El tercer episodio está dedicado a la llegada de Drácula a Londres y al asedio de una novia 'perfecta', tal como ocurre en la novela. La variación, más que justificada tras lo que han hecho Moffat y Gatiss con Sherlock Holmes, es llevar la peripecia del Conde a la actualidad. Esto genera una serie de ideas más que interesantes, sobre todo el análisis social que hace el conde sobre las clases en el siglo XXI -cree que por la cantidad de cosas que tenemos, y las comodidades, todos somos 'ricos'-. Sobre Drácula en el presente hay un claro precedente en otra cinta de Hammer, Drácula AD 1972 (1972), con la que comparte el retrato juvenil discotequero -y recordemos que los hechos narrados en la novela original, o incluso en la película de 1931, ocurrían también en la actualidad del momento-. Otra variación es que Mina es sustituida por Lucy (Lydia West) -mucho menos recatada que Mina y que da más juego- y Jonathan Harker por Jack (Matthew Beard). En este tercer capítulo, Moffat y Gatiss arriesgan más que nunca, proponiendo ideas estimulantes, como esa fundación Harker dedicada durante siglos a combatir al conde transilvano -muy aprovechable si la serie hubiese continuado- además de explorar conceptos de ciencia ficción: ya hemos dicho que, al absorber la sangre de sus víctimas, Drácula adquiere su ADN y sus conocimientos, pero esto va más allá y permite que la difunta Ágatha dialogue con su descendiente, Zoe.
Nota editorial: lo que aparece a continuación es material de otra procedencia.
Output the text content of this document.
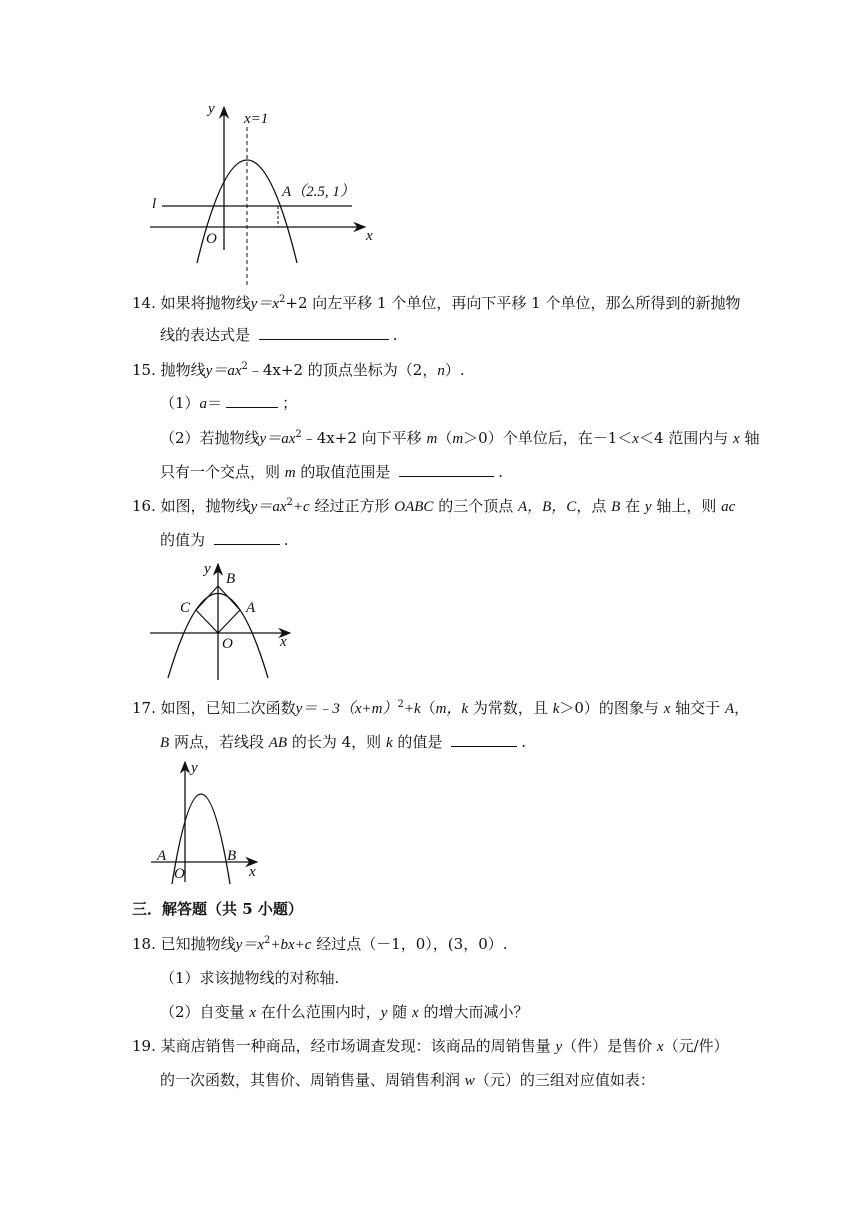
y
x=1
l
A（2.5, 1）
O	x
14. 如果将抛物线$y=x^2+2$ 向左平移 1 个单位，再向下平移 1 个单位，那么所得到的新抛物
线的表达式是	.
15. 抛物线$y=ax^2﹣4x+2$ 的顶点坐标为（2，n）.
（1）a＝	；
（2）若抛物线$y=ax^2﹣4x+2$ 向下平移 m（m＞0）个单位后，在－1＜x＜4 范围内与 x 轴
只有一个交点，则 m 的取值范围是	.
16. 如图，抛物线$y=ax^2+c$ 经过正方形 OABC 的三个顶点 A，B，C，点 B 在 y 轴上，则 ac
的值为	.
y
B
C	A
O	x
17. 如图，已知二次函数$y=﹣3(x+m)^2+k(m$，k 为常数，且 k＞0）的图象与 x 轴交于 A，
B 两点，若线段 AB 的长为 4，则 k 的值是	.
y
A	B
O	x
三．解答题（共 5 小题）
18. 已知抛物线$y=x^2+bx+c$ 经过点（－1，0），(3，0）.
（1）求该抛物线的对称轴.
（2）自变量 x 在什么范围内时，y 随 x 的增大而减小？
19. 某商店销售一种商品，经市场调查发现：该商品的周销售量 y（件）是售价 x（元/件）
的一次函数，其售价、周销售量、周销售利润 w（元）的三组对应值如表：
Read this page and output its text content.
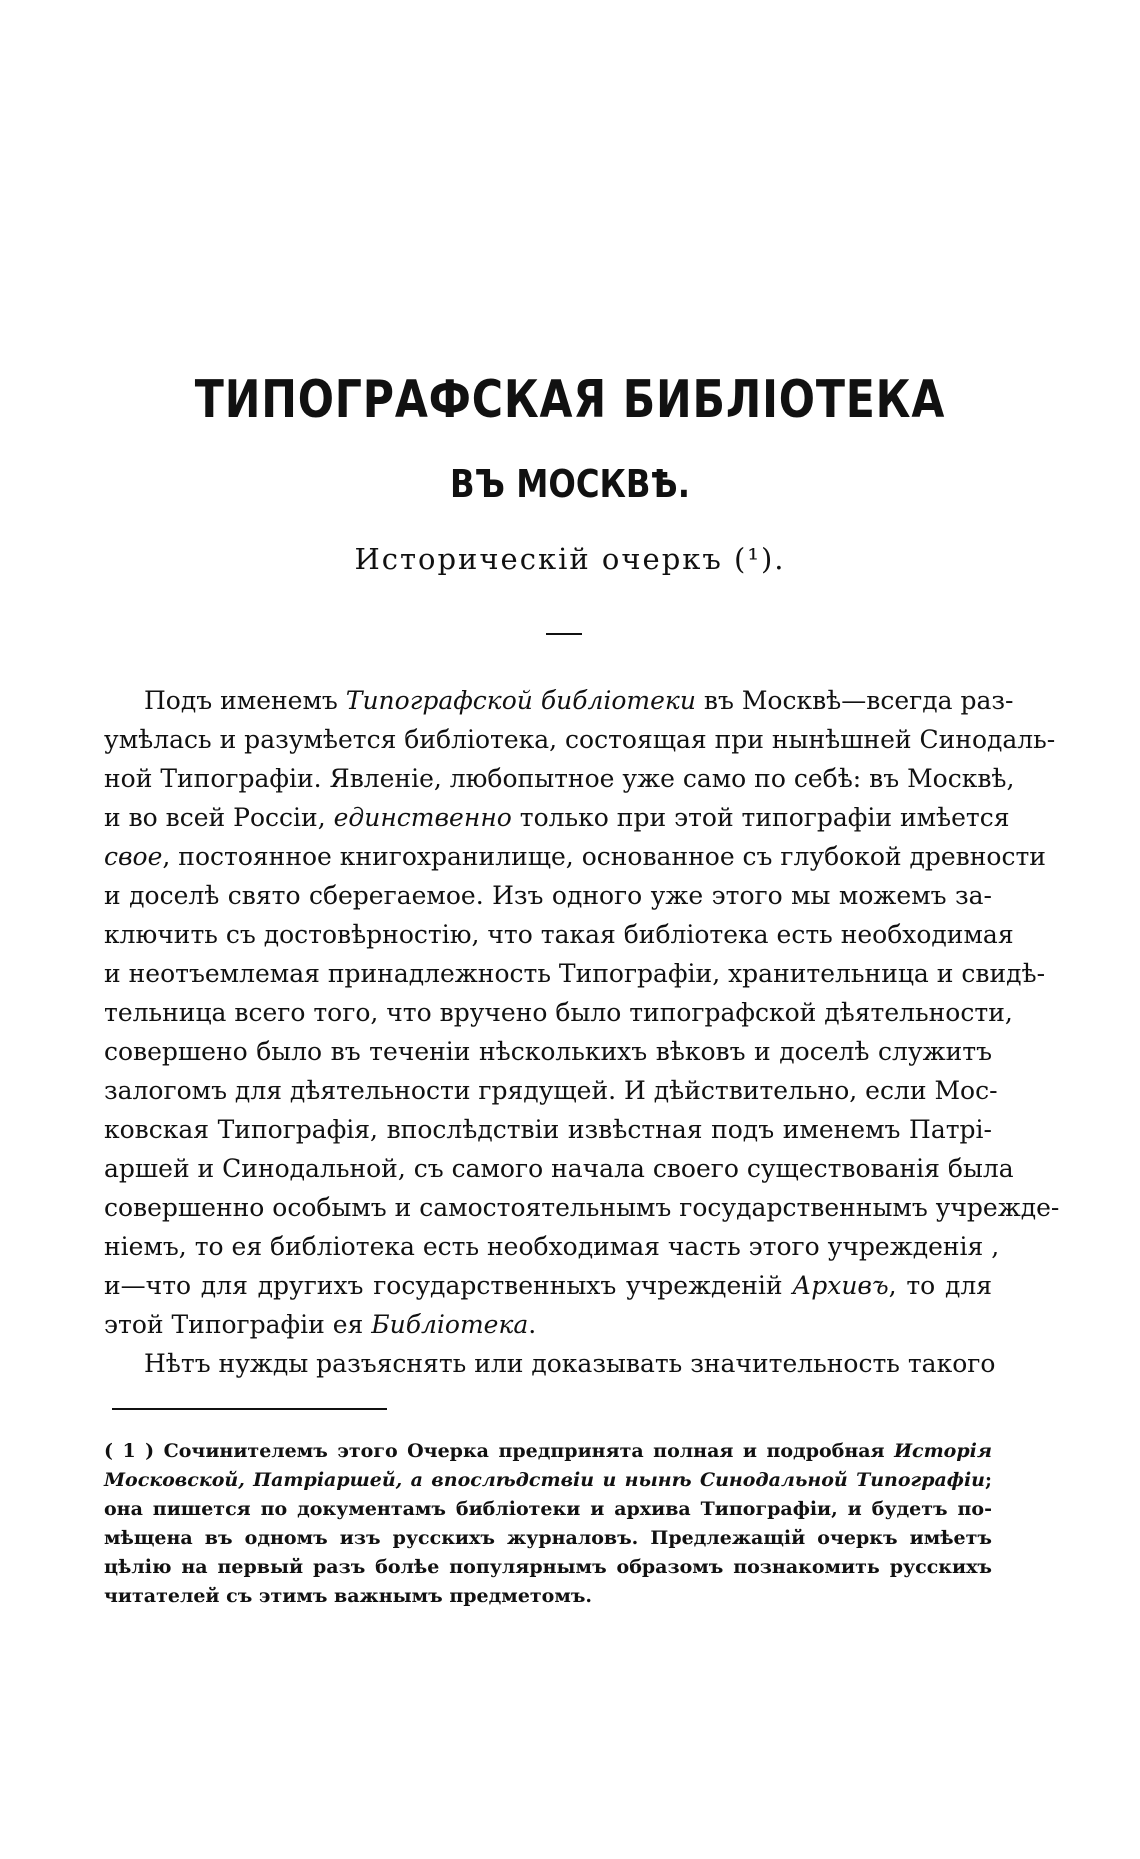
ТИПОГРАФСКАЯ БИБЛІОТЕКА
ВЪ МОСКВѢ.
Историческій очеркъ (¹).
Подъ именемъ Типографской библіотеки въ Москвѣ—всегда раз-
умѣлась и разумѣется библіотека, состоящая при нынѣшней Синодаль-
ной Типографіи. Явленіе, любопытное уже само по себѣ: въ Москвѣ,
и во всей Россіи, единственно только при этой типографіи имѣется
свое, постоянное книгохранилище, основанное съ глубокой древности
и доселѣ свято сберегаемое. Изъ одного уже этого мы можемъ за-
ключить съ достовѣрностію, что такая библіотека есть необходимая
и неотъемлемая принадлежность Типографіи, хранительница и свидѣ-
тельница всего того, что вручено было типографской дѣятельности,
совершено было въ теченіи нѣсколькихъ вѣковъ и доселѣ служитъ
залогомъ для дѣятельности грядущей. И дѣйствительно, если Мос-
ковская Типографія, впослѣдствіи извѣстная подъ именемъ Патрі-
аршей и Синодальной, съ самого начала своего существованія была
совершенно особымъ и самостоятельнымъ государственнымъ учрежде-
ніемъ, то ея библіотека есть необходимая часть этого учрежденія ,
и—что для другихъ государственныхъ учрежденій Архивъ, то для
этой Типографіи ея Библіотека.
Нѣтъ нужды разъяснять или доказывать значительность такого
( 1 ) Сочинителемъ этого Очерка предпринята полная и подробная Исторія
Московской, Патріаршей, а впослѣдствіи и нынѣ Синодальной Типографіи;
она пишется по документамъ библіотеки и архива Типографіи, и будетъ по-
мѣщена въ одномъ изъ русскихъ журналовъ. Предлежащій очеркъ имѣетъ
цѣлію на первый разъ болѣе популярнымъ образомъ познакомить русскихъ
читателей съ этимъ важнымъ предметомъ.
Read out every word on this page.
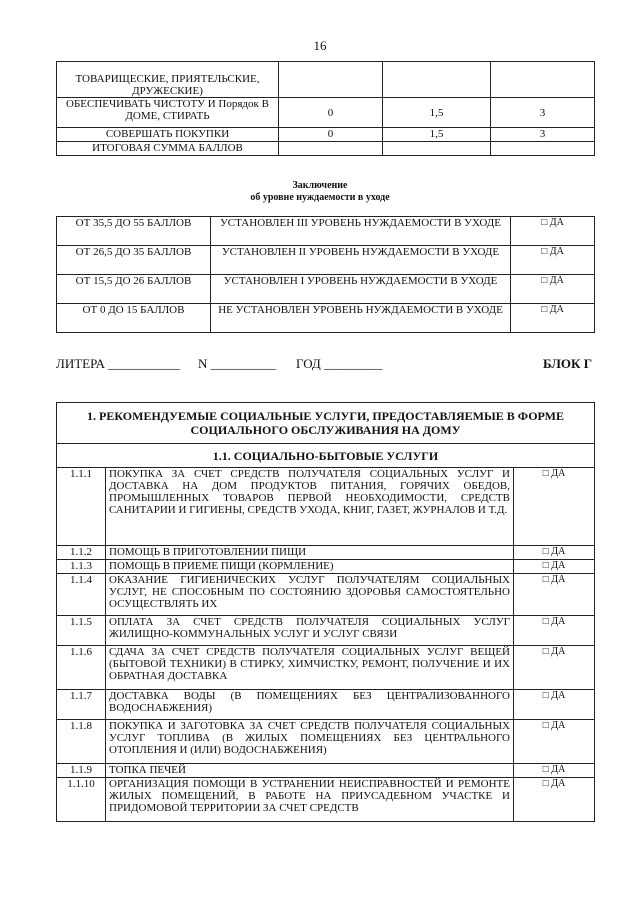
16
ТОВАРИЩЕСКИЕ, ПРИЯТЕЛЬСКИЕ, ДРУЖЕСКИЕ)			
ОБЕСПЕЧИВАТЬ ЧИСТОТУ И Порядок В ДОМЕ, СТИРАТЬ	0	1,5	3
СОВЕРШАТЬ ПОКУПКИ	0	1,5	3
ИТОГОВАЯ СУММА БАЛЛОВ			
Заключение
об уровне нуждаемости в уходе
ОТ 35,5 ДО 55 БАЛЛОВ	УСТАНОВЛЕН III УРОВЕНЬ НУЖДАЕМОСТИ В УХОДЕ	□ ДА
ОТ 26,5 ДО 35 БАЛЛОВ	УСТАНОВЛЕН II УРОВЕНЬ НУЖДАЕМОСТИ В УХОДЕ	□ ДА
ОТ 15,5 ДО 26 БАЛЛОВ	УСТАНОВЛЕН I УРОВЕНЬ НУЖДАЕМОСТИ В УХОДЕ	□ ДА
ОТ 0 ДО 15 БАЛЛОВ	НЕ УСТАНОВЛЕН УРОВЕНЬ НУЖДАЕМОСТИ В УХОДЕ	□ ДА
ЛИТЕРА ___________ N __________ ГОД _________	БЛОК Г
1. РЕКОМЕНДУЕМЫЕ СОЦИАЛЬНЫЕ УСЛУГИ, ПРЕДОСТАВЛЯЕМЫЕ В ФОРМЕ СОЦИАЛЬНОГО ОБСЛУЖИВАНИЯ НА ДОМУ		
1.1. СОЦИАЛЬНО-БЫТОВЫЕ УСЛУГИ		
1.1.1	ПОКУПКА ЗА СЧЕТ СРЕДСТВ ПОЛУЧАТЕЛЯ СОЦИАЛЬНЫХ УСЛУГ И ДОСТАВКА НА ДОМ ПРОДУКТОВ ПИТАНИЯ, ГОРЯЧИХ ОБЕДОВ, ПРОМЫШЛЕННЫХ ТОВАРОВ ПЕРВОЙ НЕОБХОДИМОСТИ, СРЕДСТВ САНИТАРИИ И ГИГИЕНЫ, СРЕДСТВ УХОДА, КНИГ, ГАЗЕТ, ЖУРНАЛОВ И Т.Д.	□ ДА
1.1.2	ПОМОЩЬ В ПРИГОТОВЛЕНИИ ПИЩИ	□ ДА
1.1.3	ПОМОЩЬ В ПРИЕМЕ ПИЩИ (КОРМЛЕНИЕ)	□ ДА
1.1.4	ОКАЗАНИЕ ГИГИЕНИЧЕСКИХ УСЛУГ ПОЛУЧАТЕЛЯМ СОЦИАЛЬНЫХ УСЛУГ, НЕ СПОСОБНЫМ ПО СОСТОЯНИЮ ЗДОРОВЬЯ САМОСТОЯТЕЛЬНО ОСУЩЕСТВЛЯТЬ ИХ	□ ДА
1.1.5	ОПЛАТА ЗА СЧЕТ СРЕДСТВ ПОЛУЧАТЕЛЯ СОЦИАЛЬНЫХ УСЛУГ ЖИЛИЩНО-КОММУНАЛЬНЫХ УСЛУГ И УСЛУГ СВЯЗИ	□ ДА
1.1.6	СДАЧА ЗА СЧЕТ СРЕДСТВ ПОЛУЧАТЕЛЯ СОЦИАЛЬНЫХ УСЛУГ ВЕЩЕЙ (БЫТОВОЙ ТЕХНИКИ) В СТИРКУ, ХИМЧИСТКУ, РЕМОНТ, ПОЛУЧЕНИЕ И ИХ ОБРАТНАЯ ДОСТАВКА	□ ДА
1.1.7	ДОСТАВКА ВОДЫ (В ПОМЕЩЕНИЯХ БЕЗ ЦЕНТРАЛИЗОВАННОГО ВОДОСНАБЖЕНИЯ)	□ ДА
1.1.8	ПОКУПКА И ЗАГОТОВКА ЗА СЧЕТ СРЕДСТВ ПОЛУЧАТЕЛЯ СОЦИАЛЬНЫХ УСЛУГ ТОПЛИВА (В ЖИЛЫХ ПОМЕЩЕНИЯХ БЕЗ ЦЕНТРАЛЬНОГО ОТОПЛЕНИЯ И (ИЛИ) ВОДОСНАБЖЕНИЯ)	□ ДА
1.1.9	ТОПКА ПЕЧЕЙ	□ ДА
1.1.10	ОРГАНИЗАЦИЯ ПОМОЩИ В УСТРАНЕНИИ НЕИСПРАВНОСТЕЙ И РЕМОНТЕ ЖИЛЫХ ПОМЕЩЕНИЙ, В РАБОТЕ НА ПРИУСАДЕБНОМ УЧАСТКЕ И ПРИДОМОВОЙ ТЕРРИТОРИИ ЗА СЧЕТ СРЕДСТВ	□ ДА
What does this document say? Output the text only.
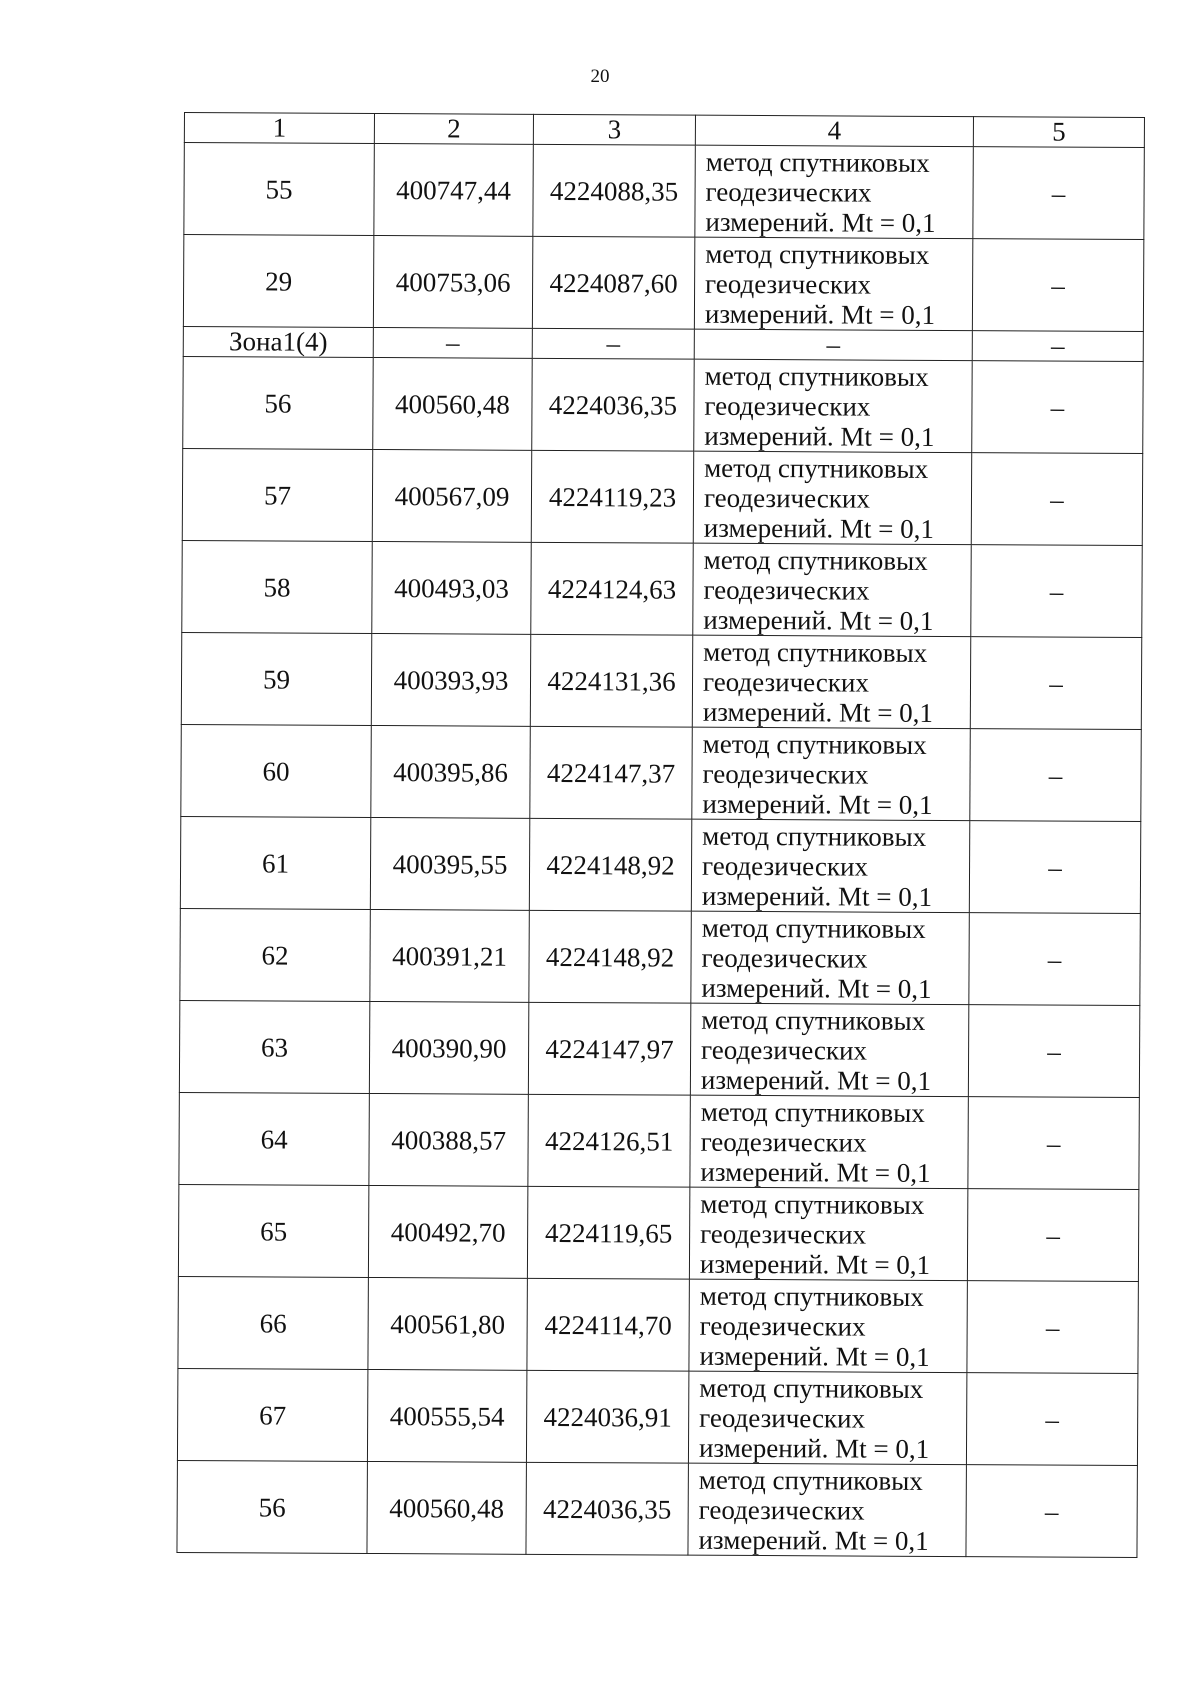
20
1	2	3	4	5
55	400747,44	4224088,35	метод спутниковых
геодезических
измерений. Mt = 0,1	–
29	400753,06	4224087,60	метод спутниковых
геодезических
измерений. Mt = 0,1	–
Зона1(4)	–	–	–	–
56	400560,48	4224036,35	метод спутниковых
геодезических
измерений. Mt = 0,1	–
57	400567,09	4224119,23	метод спутниковых
геодезических
измерений. Mt = 0,1	–
58	400493,03	4224124,63	метод спутниковых
геодезических
измерений. Mt = 0,1	–
59	400393,93	4224131,36	метод спутниковых
геодезических
измерений. Mt = 0,1	–
60	400395,86	4224147,37	метод спутниковых
геодезических
измерений. Mt = 0,1	–
61	400395,55	4224148,92	метод спутниковых
геодезических
измерений. Mt = 0,1	–
62	400391,21	4224148,92	метод спутниковых
геодезических
измерений. Mt = 0,1	–
63	400390,90	4224147,97	метод спутниковых
геодезических
измерений. Mt = 0,1	–
64	400388,57	4224126,51	метод спутниковых
геодезических
измерений. Mt = 0,1	–
65	400492,70	4224119,65	метод спутниковых
геодезических
измерений. Mt = 0,1	–
66	400561,80	4224114,70	метод спутниковых
геодезических
измерений. Mt = 0,1	–
67	400555,54	4224036,91	метод спутниковых
геодезических
измерений. Mt = 0,1	–
56	400560,48	4224036,35	метод спутниковых
геодезических
измерений. Mt = 0,1	–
El episodio contiene algunos de los momentos más terroríficos de la serie -el niño vampiro que sale de debajo de la cama de Lucy- y apuntes tan originales como la descripción del proceso de vampirización de Lucy, francamente interesante. El desenlace, además de homenajear el final del Drácula (1958) de Terence Fisher, que enfrentaba a Peter Cushing y Christopher Lee, resuelve el misterio sobre las mitológicas debilidades del vampiro -la luz, la cruz- y establece una sorprendente coartada psicológica que merecería un desarrollo ulterior.